I moved from AWS EC2 to Google Cloud a few days ago. Google really seems to have beaten AWS, at least in pricing and flexibilty. On AWS (Singapore region) a 2-vCPU, 7.5G RAM instance costs $143/month (not including IOPS and bandwidth costs), while a similar one on GC works out to about $56/month. That's a massive difference. In addition, GC allows me to customize cores and RAM flexibly to a point, which is important for me.
Also, AWS's reserved instances are somewhat of a nightmare. There are only certain upgrade paths you can take, and you're locked in to them for a year. And if you're not in the US, you can't even sell the instance.
Yeah, I've seen multiple folks putting off reserved instance commitments and continuing to pay on-demand costs since they don't want to get locked in for a year.

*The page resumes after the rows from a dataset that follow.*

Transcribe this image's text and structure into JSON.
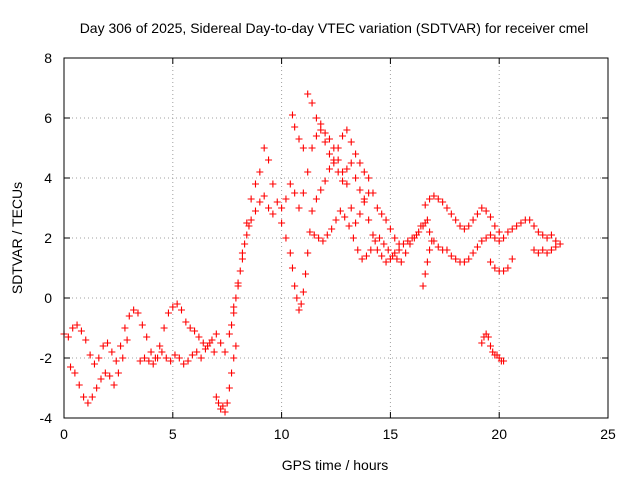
{
  "chart_data": {
    "type": "scatter",
    "title": "Day 306 of 2025, Sidereal Day-to-day VTEC variation (SDTVAR) for receiver cmel",
    "xlabel": "GPS time / hours",
    "ylabel": "SDTVAR / TECUs",
    "xlim": [
      0,
      25
    ],
    "ylim": [
      -4,
      8
    ],
    "xticks": [
      "0",
      "5",
      "10",
      "15",
      "20",
      "25"
    ],
    "yticks": [
      "-4",
      "-2",
      "0",
      "2",
      "4",
      "6",
      "8"
    ],
    "grid": true,
    "marker": "+",
    "color": "#ff0000",
    "series": [
      {
        "name": "SDTVAR",
        "points": [
          [
            0.0,
            -1.2
          ],
          [
            0.2,
            -1.3
          ],
          [
            0.4,
            -1.0
          ],
          [
            0.6,
            -0.9
          ],
          [
            0.8,
            -1.1
          ],
          [
            1.0,
            -1.4
          ],
          [
            1.2,
            -1.9
          ],
          [
            1.4,
            -2.2
          ],
          [
            1.6,
            -2.0
          ],
          [
            1.8,
            -1.6
          ],
          [
            2.0,
            -1.5
          ],
          [
            2.2,
            -1.8
          ],
          [
            2.4,
            -2.1
          ],
          [
            2.6,
            -1.6
          ],
          [
            2.8,
            -1.0
          ],
          [
            3.0,
            -0.6
          ],
          [
            3.2,
            -0.4
          ],
          [
            3.4,
            -0.5
          ],
          [
            3.6,
            -0.9
          ],
          [
            3.8,
            -1.3
          ],
          [
            4.0,
            -1.8
          ],
          [
            4.2,
            -2.0
          ],
          [
            4.4,
            -1.6
          ],
          [
            4.6,
            -1.0
          ],
          [
            4.8,
            -0.5
          ],
          [
            5.0,
            -0.3
          ],
          [
            5.2,
            -0.2
          ],
          [
            5.4,
            -0.4
          ],
          [
            5.6,
            -0.8
          ],
          [
            5.8,
            -1.0
          ],
          [
            6.0,
            -1.1
          ],
          [
            6.2,
            -1.3
          ],
          [
            6.4,
            -1.5
          ],
          [
            6.6,
            -1.6
          ],
          [
            6.8,
            -1.4
          ],
          [
            7.0,
            -1.2
          ],
          [
            7.2,
            -1.5
          ],
          [
            7.4,
            -1.8
          ],
          [
            7.6,
            -1.2
          ],
          [
            7.8,
            -0.3
          ],
          [
            8.0,
            0.5
          ],
          [
            8.2,
            1.5
          ],
          [
            8.4,
            2.5
          ],
          [
            8.6,
            3.3
          ],
          [
            8.8,
            3.8
          ],
          [
            9.0,
            4.2
          ],
          [
            9.2,
            5.0
          ],
          [
            9.4,
            4.6
          ],
          [
            9.6,
            3.8
          ],
          [
            9.8,
            3.2
          ],
          [
            10.0,
            3.0
          ],
          [
            10.2,
            3.3
          ],
          [
            10.4,
            3.8
          ],
          [
            10.6,
            3.5
          ],
          [
            10.8,
            3.0
          ],
          [
            11.0,
            3.5
          ],
          [
            11.2,
            4.2
          ],
          [
            11.4,
            5.0
          ],
          [
            11.6,
            5.4
          ],
          [
            11.8,
            5.6
          ],
          [
            12.0,
            5.5
          ],
          [
            12.2,
            5.3
          ],
          [
            12.4,
            5.0
          ],
          [
            12.6,
            4.6
          ],
          [
            12.8,
            4.2
          ],
          [
            13.0,
            3.8
          ],
          [
            13.2,
            3.0
          ],
          [
            13.4,
            2.5
          ],
          [
            13.6,
            2.8
          ],
          [
            13.8,
            3.2
          ],
          [
            14.0,
            2.6
          ],
          [
            14.2,
            2.1
          ],
          [
            14.4,
            1.6
          ],
          [
            14.6,
            1.4
          ],
          [
            14.8,
            1.2
          ],
          [
            15.0,
            1.3
          ],
          [
            15.2,
            1.5
          ],
          [
            15.4,
            1.6
          ],
          [
            15.6,
            1.8
          ],
          [
            15.8,
            1.9
          ],
          [
            16.0,
            2.0
          ],
          [
            16.2,
            2.1
          ],
          [
            16.4,
            2.4
          ],
          [
            16.6,
            2.5
          ],
          [
            16.8,
            2.2
          ],
          [
            17.0,
            1.9
          ],
          [
            17.2,
            1.7
          ],
          [
            17.4,
            1.6
          ],
          [
            17.6,
            1.6
          ],
          [
            17.8,
            1.4
          ],
          [
            18.0,
            1.3
          ],
          [
            18.2,
            1.2
          ],
          [
            18.4,
            1.2
          ],
          [
            18.6,
            1.3
          ],
          [
            18.8,
            1.5
          ],
          [
            19.0,
            1.7
          ],
          [
            19.2,
            1.9
          ],
          [
            19.4,
            2.0
          ],
          [
            19.6,
            2.1
          ],
          [
            19.8,
            2.0
          ],
          [
            20.0,
            1.9
          ],
          [
            20.2,
            2.0
          ],
          [
            20.4,
            2.2
          ],
          [
            20.6,
            2.3
          ],
          [
            20.8,
            2.4
          ],
          [
            21.0,
            2.5
          ],
          [
            21.2,
            2.6
          ],
          [
            21.4,
            2.6
          ],
          [
            21.6,
            2.4
          ],
          [
            21.8,
            2.2
          ],
          [
            22.0,
            2.1
          ],
          [
            22.2,
            2.0
          ],
          [
            22.4,
            2.1
          ],
          [
            22.6,
            1.9
          ],
          [
            22.8,
            1.8
          ],
          [
            0.3,
            -2.3
          ],
          [
            0.5,
            -2.5
          ],
          [
            0.7,
            -2.9
          ],
          [
            0.9,
            -3.3
          ],
          [
            1.1,
            -3.5
          ],
          [
            1.3,
            -3.3
          ],
          [
            1.5,
            -3.0
          ],
          [
            1.7,
            -2.7
          ],
          [
            1.9,
            -2.5
          ],
          [
            2.1,
            -2.6
          ],
          [
            2.3,
            -2.9
          ],
          [
            2.5,
            -2.5
          ],
          [
            2.7,
            -2.0
          ],
          [
            2.9,
            -1.4
          ],
          [
            3.5,
            -2.1
          ],
          [
            3.7,
            -2.0
          ],
          [
            3.9,
            -2.1
          ],
          [
            4.1,
            -2.2
          ],
          [
            4.3,
            -2.0
          ],
          [
            4.5,
            -1.8
          ],
          [
            4.7,
            -2.0
          ],
          [
            4.9,
            -2.1
          ],
          [
            5.1,
            -1.9
          ],
          [
            5.3,
            -2.0
          ],
          [
            5.5,
            -2.2
          ],
          [
            5.7,
            -2.1
          ],
          [
            5.9,
            -1.9
          ],
          [
            6.1,
            -1.8
          ],
          [
            6.3,
            -2.0
          ],
          [
            6.5,
            -1.7
          ],
          [
            6.7,
            -1.5
          ],
          [
            6.9,
            -1.8
          ],
          [
            7.0,
            -3.3
          ],
          [
            7.1,
            -3.5
          ],
          [
            7.2,
            -3.7
          ],
          [
            7.3,
            -3.6
          ],
          [
            7.4,
            -3.8
          ],
          [
            7.5,
            -3.5
          ],
          [
            7.6,
            -3.0
          ],
          [
            7.7,
            -2.5
          ],
          [
            7.8,
            -2.0
          ],
          [
            7.9,
            -1.6
          ],
          [
            7.7,
            -0.9
          ],
          [
            7.8,
            -0.5
          ],
          [
            7.9,
            0.0
          ],
          [
            8.0,
            0.4
          ],
          [
            8.1,
            0.9
          ],
          [
            8.2,
            1.3
          ],
          [
            8.3,
            1.8
          ],
          [
            8.4,
            2.1
          ],
          [
            8.5,
            2.4
          ],
          [
            8.6,
            2.6
          ],
          [
            8.8,
            2.9
          ],
          [
            9.0,
            3.2
          ],
          [
            9.2,
            3.4
          ],
          [
            9.4,
            3.0
          ],
          [
            9.6,
            2.8
          ],
          [
            10.0,
            2.5
          ],
          [
            10.2,
            2.0
          ],
          [
            10.4,
            1.5
          ],
          [
            10.5,
            1.0
          ],
          [
            10.6,
            0.4
          ],
          [
            10.7,
            0.0
          ],
          [
            10.8,
            -0.4
          ],
          [
            10.9,
            -0.2
          ],
          [
            11.0,
            0.2
          ],
          [
            11.1,
            0.8
          ],
          [
            11.2,
            1.5
          ],
          [
            11.3,
            2.2
          ],
          [
            11.4,
            2.9
          ],
          [
            11.6,
            3.3
          ],
          [
            11.8,
            3.6
          ],
          [
            12.0,
            3.9
          ],
          [
            12.2,
            4.3
          ],
          [
            12.4,
            4.5
          ],
          [
            12.6,
            4.2
          ],
          [
            12.8,
            3.9
          ],
          [
            13.0,
            4.3
          ],
          [
            13.2,
            4.5
          ],
          [
            13.4,
            4.0
          ],
          [
            13.6,
            3.6
          ],
          [
            13.8,
            3.3
          ],
          [
            14.0,
            3.5
          ],
          [
            10.5,
            6.1
          ],
          [
            10.6,
            5.7
          ],
          [
            10.8,
            5.3
          ],
          [
            11.0,
            5.0
          ],
          [
            11.2,
            6.8
          ],
          [
            11.4,
            6.5
          ],
          [
            11.6,
            6.0
          ],
          [
            11.8,
            5.8
          ],
          [
            12.0,
            5.2
          ],
          [
            12.2,
            4.8
          ],
          [
            12.4,
            4.6
          ],
          [
            12.6,
            5.0
          ],
          [
            12.8,
            5.4
          ],
          [
            13.0,
            5.6
          ],
          [
            13.2,
            5.2
          ],
          [
            13.4,
            4.8
          ],
          [
            13.6,
            4.5
          ],
          [
            13.8,
            4.2
          ],
          [
            14.0,
            4.0
          ],
          [
            14.2,
            3.5
          ],
          [
            14.4,
            3.0
          ],
          [
            14.6,
            2.8
          ],
          [
            14.8,
            2.6
          ],
          [
            15.0,
            2.3
          ],
          [
            15.2,
            2.0
          ],
          [
            15.4,
            1.8
          ],
          [
            11.5,
            2.1
          ],
          [
            11.7,
            2.0
          ],
          [
            11.9,
            1.9
          ],
          [
            12.1,
            2.1
          ],
          [
            12.3,
            2.3
          ],
          [
            12.5,
            2.6
          ],
          [
            12.7,
            2.9
          ],
          [
            12.9,
            2.7
          ],
          [
            13.1,
            2.4
          ],
          [
            13.3,
            2.0
          ],
          [
            13.5,
            1.6
          ],
          [
            13.7,
            1.3
          ],
          [
            13.9,
            1.4
          ],
          [
            14.1,
            1.6
          ],
          [
            14.3,
            1.9
          ],
          [
            14.5,
            2.0
          ],
          [
            14.7,
            1.8
          ],
          [
            14.9,
            1.6
          ],
          [
            15.1,
            1.4
          ],
          [
            15.3,
            1.3
          ],
          [
            15.5,
            1.2
          ],
          [
            15.7,
            1.5
          ],
          [
            15.9,
            1.8
          ],
          [
            16.1,
            2.0
          ],
          [
            16.3,
            2.2
          ],
          [
            16.5,
            2.4
          ],
          [
            16.7,
            2.6
          ],
          [
            16.6,
            3.1
          ],
          [
            16.8,
            3.3
          ],
          [
            17.0,
            3.4
          ],
          [
            17.2,
            3.3
          ],
          [
            17.4,
            3.2
          ],
          [
            17.6,
            3.0
          ],
          [
            17.8,
            2.8
          ],
          [
            18.0,
            2.6
          ],
          [
            18.2,
            2.4
          ],
          [
            18.4,
            2.3
          ],
          [
            18.6,
            2.4
          ],
          [
            18.8,
            2.6
          ],
          [
            19.0,
            2.8
          ],
          [
            19.2,
            3.0
          ],
          [
            19.4,
            2.9
          ],
          [
            19.6,
            2.7
          ],
          [
            19.8,
            2.4
          ],
          [
            20.0,
            2.2
          ],
          [
            16.5,
            0.4
          ],
          [
            16.6,
            0.8
          ],
          [
            16.7,
            1.2
          ],
          [
            16.8,
            1.6
          ],
          [
            16.9,
            1.9
          ],
          [
            19.2,
            -1.5
          ],
          [
            19.3,
            -1.3
          ],
          [
            19.4,
            -1.2
          ],
          [
            19.5,
            -1.3
          ],
          [
            19.6,
            -1.6
          ],
          [
            19.7,
            -1.8
          ],
          [
            19.8,
            -1.9
          ],
          [
            19.9,
            -1.9
          ],
          [
            20.0,
            -2.0
          ],
          [
            20.1,
            -2.1
          ],
          [
            20.2,
            -2.1
          ],
          [
            19.6,
            1.2
          ],
          [
            19.8,
            1.0
          ],
          [
            20.0,
            0.9
          ],
          [
            20.2,
            0.9
          ],
          [
            20.4,
            1.0
          ],
          [
            20.6,
            1.3
          ],
          [
            21.6,
            1.6
          ],
          [
            21.8,
            1.5
          ],
          [
            22.0,
            1.6
          ],
          [
            22.2,
            1.5
          ],
          [
            22.4,
            1.6
          ],
          [
            22.6,
            1.7
          ]
        ]
      }
    ]
  }
}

Its a serious commitment for smaller companies.
The No-Upfront reservation options that AWS last year helped narrow the difference quite a bit - but Google automatic discounts for sustained use are so much better and less complicated for users.
And per-minute billing, and the ability to move between zones month to month ("Oh, Haswell zone just launched? I'll be moving there..."). It's night and day, and if I could, I'd happily take the other side of any RI deal ;).
Also, AWS's reserved instances are somewhat of a nightmare. There are only certain upgrade paths you can take, and you're locked in to them for a year. And if you're not in the US, you can't even sell the instance.